Но радикальное понимание Евангелия и идеал апостольства всё же не
приобрели такого влияния и значения, как в конце XII и начале XIII
веков. Среди нищенствующих орденов только во Францисканском существовала
заметная радикальная партия, вызвавшая длительный раскол в ордене и, в
конце концов, приведшая к его распаду на конвентуалов и обсервантов. Что
же касается внефранцисканских движений, то ни еретические, ни
ортодоксальные никогда не могли достичь значения и распространённости
еретиков первой половины XIII века или нищенствующих орденов.
Фратичеллы, под которыми в источниках чаще всего разумеются
миряне-еретики, стоящие в генетической связи со спиритуалами, апостолики
и другие существовали недолго, и влияние их, как и влияние иеронимитов,
было ограничено. Причины этого обнаружить не трудно.

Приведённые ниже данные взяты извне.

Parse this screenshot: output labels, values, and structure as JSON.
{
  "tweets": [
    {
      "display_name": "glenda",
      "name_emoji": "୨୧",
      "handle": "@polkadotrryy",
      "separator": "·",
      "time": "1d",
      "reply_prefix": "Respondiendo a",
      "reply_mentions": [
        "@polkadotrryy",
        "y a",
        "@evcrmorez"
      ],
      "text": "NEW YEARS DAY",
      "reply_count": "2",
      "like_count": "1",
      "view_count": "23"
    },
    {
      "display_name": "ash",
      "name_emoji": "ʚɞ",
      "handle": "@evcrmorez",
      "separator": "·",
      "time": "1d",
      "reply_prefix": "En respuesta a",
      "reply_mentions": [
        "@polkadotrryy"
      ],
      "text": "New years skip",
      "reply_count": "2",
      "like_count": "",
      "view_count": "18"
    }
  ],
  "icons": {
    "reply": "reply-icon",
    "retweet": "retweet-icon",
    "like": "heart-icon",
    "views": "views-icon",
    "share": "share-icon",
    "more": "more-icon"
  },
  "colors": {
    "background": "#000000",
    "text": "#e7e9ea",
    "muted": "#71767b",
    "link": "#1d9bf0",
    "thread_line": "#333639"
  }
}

Прежде всего, нищенствующие монахи в большинстве своём считали себя
последователями апостолов и думали, что строже их соблюдать Евангелие
нельзя. И если на наш взгляд тот факт, что собственником имущества была
Церковь, а братья им только пользовались, кажется схоластическим и чисто
внешним прикрытием реального обмирщения, доминиканцы и минориты этого не
думали. Папа Иоанн XXII в 1323 году объявил орден миноритов
собственником его имущества, признав «противоречащею разуму» мысль о
том, что орден до сих пор не владел имуществом, и отвергнув воззрение
своих предшественников как выдуманное и внешнее. Вместе с этим Папа
признал ересью утверждение, что Христос и апостолы не обладали ни общею,
ни личною собственностью. И этот шаг Иоанна XXII — торжество здравого
смысла и ясное выражение фактического положения вещей — встретил в
ордене горячую оппозицию, которая исходила не только из практических
соображений (решение Иоанна ослабляло связь ордена с курией и,
следовательно, покровительство последней первому), но из убеждённости
миноритов в своём апостольстве, в своей нищете, убеждённости, ставшей
вдруг невозможною. В ордене наступил тяжёлый кризис: часть миноритов во
главе с генеральным министром искала покровительства у императора и
сочувствия у общества. Она нашла и то, и другое, что показательно для
отношения общества к францисканскому идеалу. Орден как бы забыл верность
своего основателя Риму и разбил своё единство. Он вмешался благодаря
этому в церковно-политическую распрю, и францисканский Папа был
противопоставлен Папе законному. Только в XV веке была отменена булла
Иоанна XXII, но тогда же орден выделил обсервантов. Защита
францисканцами своего идеала, столь тяжёлая для них по своим
последствиям, требовавшая большей решимости и самоотвержения, бросает
свет на жизненность их убеждения в своей евангеличности, несмотря на
очень далеко идущее фактическое обмирщение.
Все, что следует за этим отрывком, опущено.